Think about it beyond philosophical yearnings for no war, think about it beyond practical, sensible, yearnings for no war. We just cannot walk away from that part of the world because the Taliban and Osama Bin Laden and innumerable maniacs are trying to get their hands on Pakistan's nuclear weapons.
It is almost difficult to decide which mess Bush left us is the more dangerous. But, make no mistake, if we walk away from South Asia, our very lives will be in danger.

Posted by: cms1 | February 17, 2009 9:46 PM

With the majority of Afghans, according to the polls cited, opposing more foreign troops in their country, sending more American soldiers there will probably be looked upon as an army of occupation.

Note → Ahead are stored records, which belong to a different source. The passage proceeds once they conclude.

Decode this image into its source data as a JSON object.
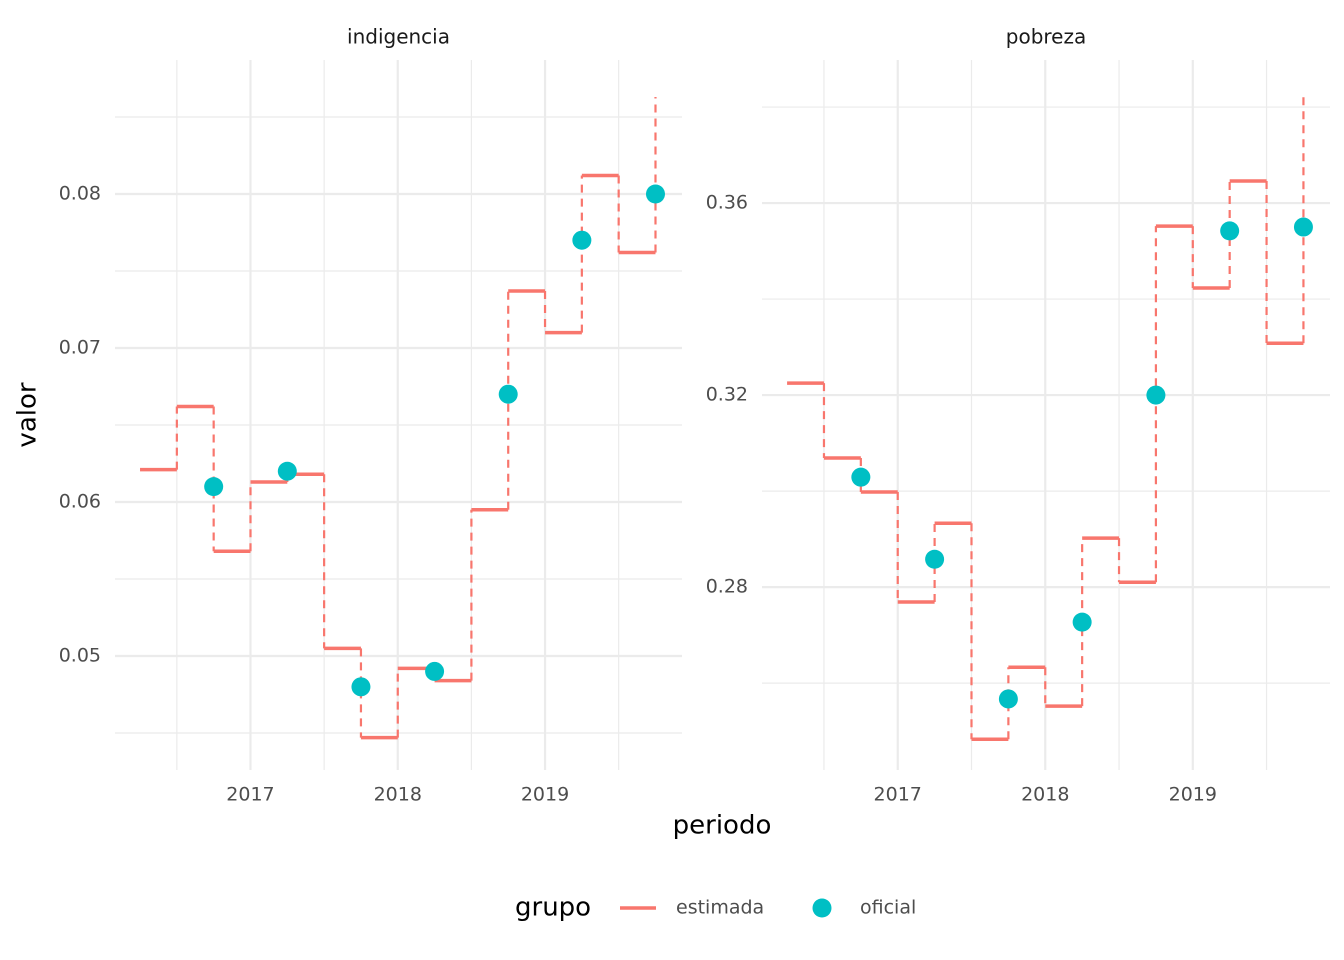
{
  "chart_data": {
    "type": "step",
    "xlabel": "periodo",
    "ylabel": "valor",
    "legend_title": "grupo",
    "legend_position": "bottom",
    "grid": true,
    "legend": [
      {
        "name": "estimada",
        "color": "#f8766d"
      },
      {
        "name": "oficial",
        "color": "#00bfc4"
      }
    ],
    "facets": [
      {
        "title": "indigencia",
        "xlim": [
          2016.08,
          2019.93
        ],
        "xticks": [
          2017,
          2018,
          2019
        ],
        "x_minor_ticks": [
          2016.5,
          2017.5,
          2018.5,
          2019.5
        ],
        "ylim": [
          0.0426,
          0.0887
        ],
        "yticks": [
          0.05,
          0.06,
          0.07,
          0.08
        ],
        "y_minor_ticks": [
          0.045,
          0.055,
          0.065,
          0.075,
          0.085
        ],
        "series": [
          {
            "x": [
              2016.25,
              2016.5,
              2016.75,
              2017.0,
              2017.25,
              2017.5,
              2017.75,
              2018.0,
              2018.25,
              2018.5,
              2018.75,
              2019.0,
              2019.25,
              2019.5,
              2019.75
            ],
            "values": [
              0.0621,
              0.0662,
              0.0568,
              0.0613,
              0.0618,
              0.0505,
              0.0447,
              0.0492,
              0.0484,
              0.0595,
              0.0737,
              0.071,
              0.0812,
              0.0762,
              0.0863
            ]
          },
          {
            "x": [
              2016.75,
              2017.25,
              2017.75,
              2018.25,
              2018.75,
              2019.25,
              2019.75
            ],
            "values": [
              0.061,
              0.062,
              0.048,
              0.049,
              0.067,
              0.077,
              0.08
            ]
          }
        ]
      },
      {
        "title": "pobreza",
        "xlim": [
          2016.08,
          2019.93
        ],
        "xticks": [
          2017,
          2018,
          2019
        ],
        "x_minor_ticks": [
          2016.5,
          2017.5,
          2018.5,
          2019.5
        ],
        "ylim": [
          0.2419,
          0.3898
        ],
        "yticks": [
          0.28,
          0.32,
          0.36
        ],
        "y_minor_ticks": [
          0.26,
          0.3,
          0.34,
          0.38
        ],
        "series": [
          {
            "x": [
              2016.25,
              2016.5,
              2016.75,
              2017.0,
              2017.25,
              2017.5,
              2017.75,
              2018.0,
              2018.25,
              2018.5,
              2018.75,
              2019.0,
              2019.25,
              2019.5,
              2019.75
            ],
            "values": [
              0.3225,
              0.3069,
              0.2998,
              0.2769,
              0.2933,
              0.2483,
              0.2633,
              0.2552,
              0.2902,
              0.281,
              0.3552,
              0.3423,
              0.3646,
              0.3308,
              0.3831
            ]
          },
          {
            "x": [
              2016.75,
              2017.25,
              2017.75,
              2018.25,
              2018.75,
              2019.25,
              2019.75
            ],
            "values": [
              0.3029,
              0.2858,
              0.2567,
              0.2727,
              0.32,
              0.3542,
              0.355
            ]
          }
        ]
      }
    ]
  }
}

This has all the making of a mini-Vietnam.

Obama's foreign policies may not result in the changes many people expected. Neo-con thinking seems only marginally less influential in his administration than the Bush-Cheney regime. A slower withdrawal of troops from Iraq may be next.

Posted by: Aprogressiveindependent | February 17, 2009 9:45 PM

Trying to solve political problems by killing people is like trying to cure athletes foot by cutting off your own leg.

War isn't just evil and immoral, its counterproductive and stupid.

Something about uniforms turns smart people into puddles of jelly.

No matter how smart you may be in other things, you're a real idiot at human relations and a lousy salesman for your ideas if the only way you can think of to change people's minds is to blow their brains out.

President Obama is a very, very, smart guy.

He should have put his foot down and said, "lets see if we can come up with another idea besides killing everybody in sight when we have a difference of opinion or philosophy with another group of guys or want to convince another country or group of people to switch leaders"

War isn't just bad for children and other living things.

Its bad for business.

Posted by: svreader | February 17, 2009 8:52 PM

For sure, these troops probably would have preferred being posted to Lackawanna, Detroit, Newark, Houston or, most especially, Pasadena. They're probably not going to accomplish anything in Afghanistan whereas, in the US cities, at least they'd be contributing to the the President's Economic Stimulus Programme.

Posted by: HassanAliAl-Hadoodi | February 17, 2009 8:35 PM

The comments to this entry are closed.